Plus, the Sea Lions were everywhere. I had read extensively about them. They are usually not aggressive toward humans but they are territorial and sometimes nip – WHAT? I swam on, as hard as I could. Stroke, breathe, swallow water, hyperventilate, etc. My heart rate was so high, not from the effort of swimming, which was a challenge for sure, but from pure terror of Creatures of the Sea. I made it across the cove using a combination of free style and pure adrenaline rush.   

By the time we were approaching the beach on the other side of the cove, the halfway point, I was thrilled to stand up in the shallow water and sand.

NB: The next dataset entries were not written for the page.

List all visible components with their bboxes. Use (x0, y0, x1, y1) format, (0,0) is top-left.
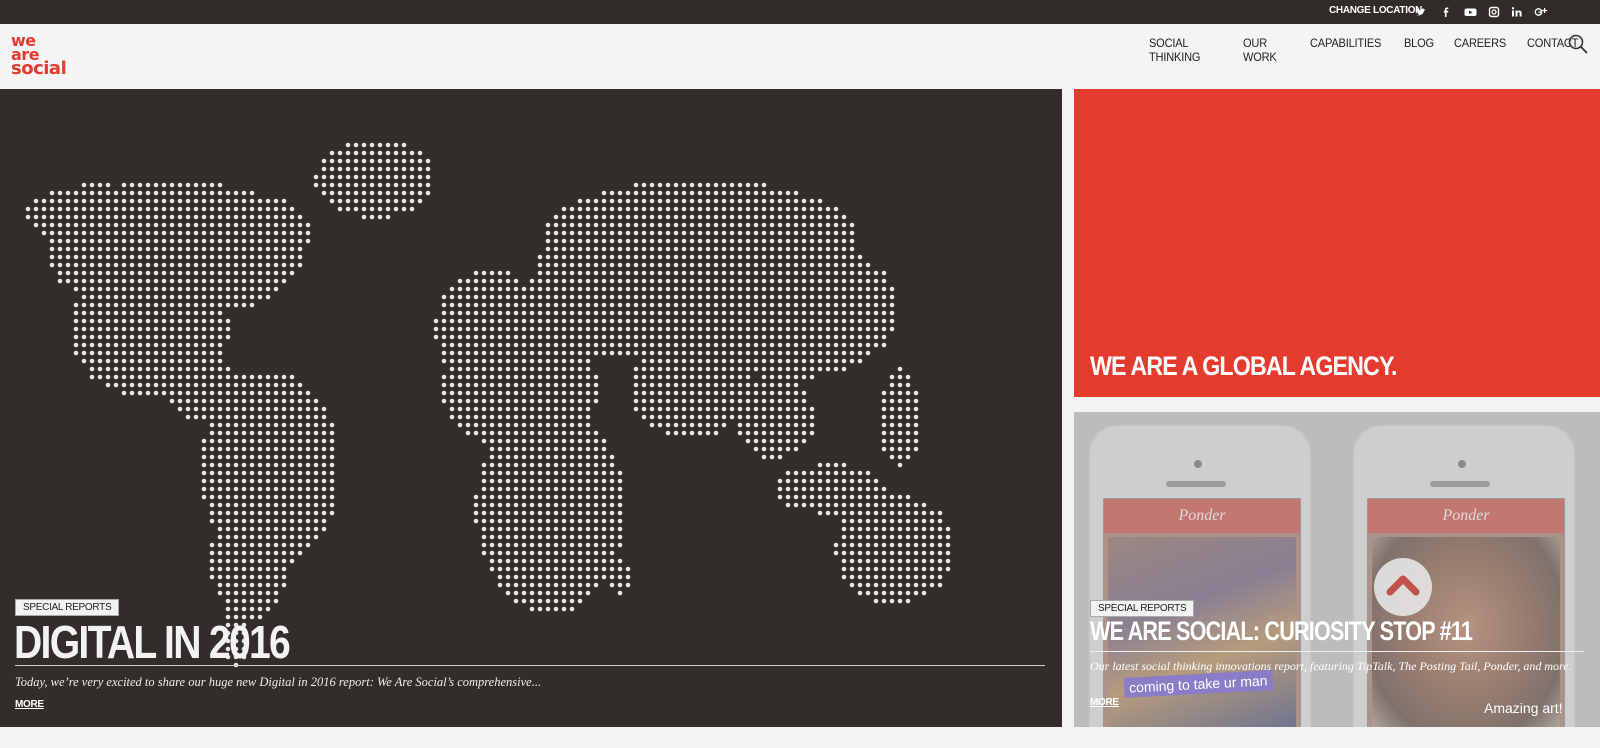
card-more-link[interactable]: MORE (1090, 697, 1119, 708)
top-bar: CHANGE LOCATION (0, 0, 1600, 24)
chevron-up-icon (1386, 575, 1420, 596)
curiosity-stop-card[interactable]: Ponder Ponder coming to take ur man Amaz… (1074, 412, 1600, 727)
card-excerpt: Our latest social thinking innovations r… (1090, 659, 1572, 673)
facebook-icon[interactable] (1438, 4, 1454, 20)
twitter-icon[interactable] (1413, 4, 1429, 20)
google-plus-icon[interactable] (1533, 4, 1549, 20)
nav-blog[interactable]: BLOG (1404, 36, 1434, 64)
search-icon[interactable] (1567, 33, 1589, 55)
youtube-icon[interactable] (1462, 4, 1478, 20)
change-location-link[interactable]: CHANGE LOCATION (1329, 5, 1422, 16)
card-divider (1090, 651, 1584, 652)
photo-caption-right: Amazing art! (1484, 700, 1563, 716)
scroll-to-top-button[interactable] (1374, 558, 1432, 616)
hero-excerpt: Today, we’re very excited to share our h… (15, 675, 542, 689)
we-are-social-logo[interactable]: we are social (11, 33, 71, 79)
global-agency-promo[interactable]: WE ARE A GLOBAL AGENCY. (1074, 89, 1600, 397)
nav-careers[interactable]: CAREERS (1454, 36, 1506, 64)
promo-title: WE ARE A GLOBAL AGENCY. (1090, 351, 1397, 381)
hero-title[interactable]: DIGITAL IN 2016 (14, 615, 291, 669)
instagram-icon[interactable] (1486, 4, 1502, 20)
hero-feature[interactable]: SPECIAL REPORTS DIGITAL IN 2016 Today, w… (0, 89, 1062, 727)
logo-line-3: social (11, 58, 67, 79)
hero-divider (15, 665, 1045, 666)
linkedin-icon[interactable] (1509, 4, 1525, 20)
nav-social-thinking[interactable]: SOCIAL THINKING (1149, 36, 1220, 64)
nav-our-work[interactable]: OUR WORK (1243, 36, 1289, 64)
card-category-tag[interactable]: SPECIAL REPORTS (1090, 600, 1195, 617)
main-nav: SOCIAL THINKING OUR WORK CAPABILITIES BL… (1149, 36, 1600, 64)
hero-category-tag[interactable]: SPECIAL REPORTS (15, 599, 120, 616)
hero-more-link[interactable]: MORE (15, 699, 44, 710)
card-title[interactable]: WE ARE SOCIAL: CURIOSITY STOP #11 (1090, 616, 1473, 647)
main-header: we are social SOCIAL THINKING OUR WORK C… (0, 24, 1600, 89)
nav-capabilities[interactable]: CAPABILITIES (1310, 36, 1381, 64)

“DO THE STINGRAY SHUFFLE!” My brother was shouting back to me again. Something about a stingray shuffle. I looked at him in confusion and then when he said, “You know, stingray, like the thing that killed the Crocodile Hunter,” my expression turned to horror. “Shuffle your feet in the sand so you don’t get stabbed.” Are you effing kidding me? I just survived a mile long open water swim chugging salt water and dodging Sea Lions and now I’m about to die from a Sting Ray? I immediately shuffled as best I could onto the beach.

“Maybe Jack and Sarah can come pick us up over here?” I begged. “Nah, all we have to do now is go back,” he said and made his way back into the water.

I had calmed down quite a bit. I knew if I didn’t get my heart rate down that the second mile was going to be a mess. I took a big deep breath and started swimming. And then I immediately looked up at my brother, who had also looked up at me and we locked eyes and he said, “That’s a big fish. But you know, they usually aren’t aggressive toward humans.” And he swam on.

And I was left there in his wake, looking down at a 4 foot shark that was about 2 feet below me in about 10 feet of water.  Should I swim back to shore, which was RIGHT THERE? In my terror, I couldn’t even figure out how to turn around, so I just started swimming forward after my brother, as fast as my legs could kick and arms could pull.

And I thought to myself, “Why cry when the ocean will just swallow your tears? Just swim.”  I’m not going to say I broke the 2-mile record at La Jolla Cove that day, but my second mile was incredibly fast as I tried desperately to keep up with my brother who also seemed to be swimming quite a bit faster. Every Garibaldi represented shark bait, every Sea Lion was out to get me. I tried to make myself go faster, faster, faster and finally we were climbing over the rocks and out of the water, finished.

“You know, that’s the first time I’ve ever done the entire 2 miles,” my brother said with a satisfied and somewhat surprised look on his face. “What? You’ve never gone 2 miles and you took me out there and also shark!” I said. Then Aaron, who had been swimming calmly and silently with us the whole morning, said, “Yeah, that was a big shark. And I got nipped a bunch of times by Sea Lions too.”

“You people are crazy.” I said. And then my brother broke it down for me. “I know you would not have gone for the 2 miles if you knew I hadn’t done it before and I knew you could do it. And I wanted to do it with you. And we did it, and we should both be really stoked.”

He can say stoked because he’s been surfing and open water swimming in California for eons whereas even when I write it I feel awkward. But goddamn, I have to tell you, I was really fucking stoked.

For the record, it was a leopard shark and they really are not typically aggressive toward humans, but if you ever swim alongside or right above one, you will likely immediately become quite unstoked.   

So I guess I'm going back into open water again this weekend. I'm not going to do the 5k. Even without a swell, 3 miles of river swimming followed by a run sounds like a long morning. But the event offers shorter distances as well, so I'm putting my goggles back on. At least there aren't any Sea Lions in the Potomac.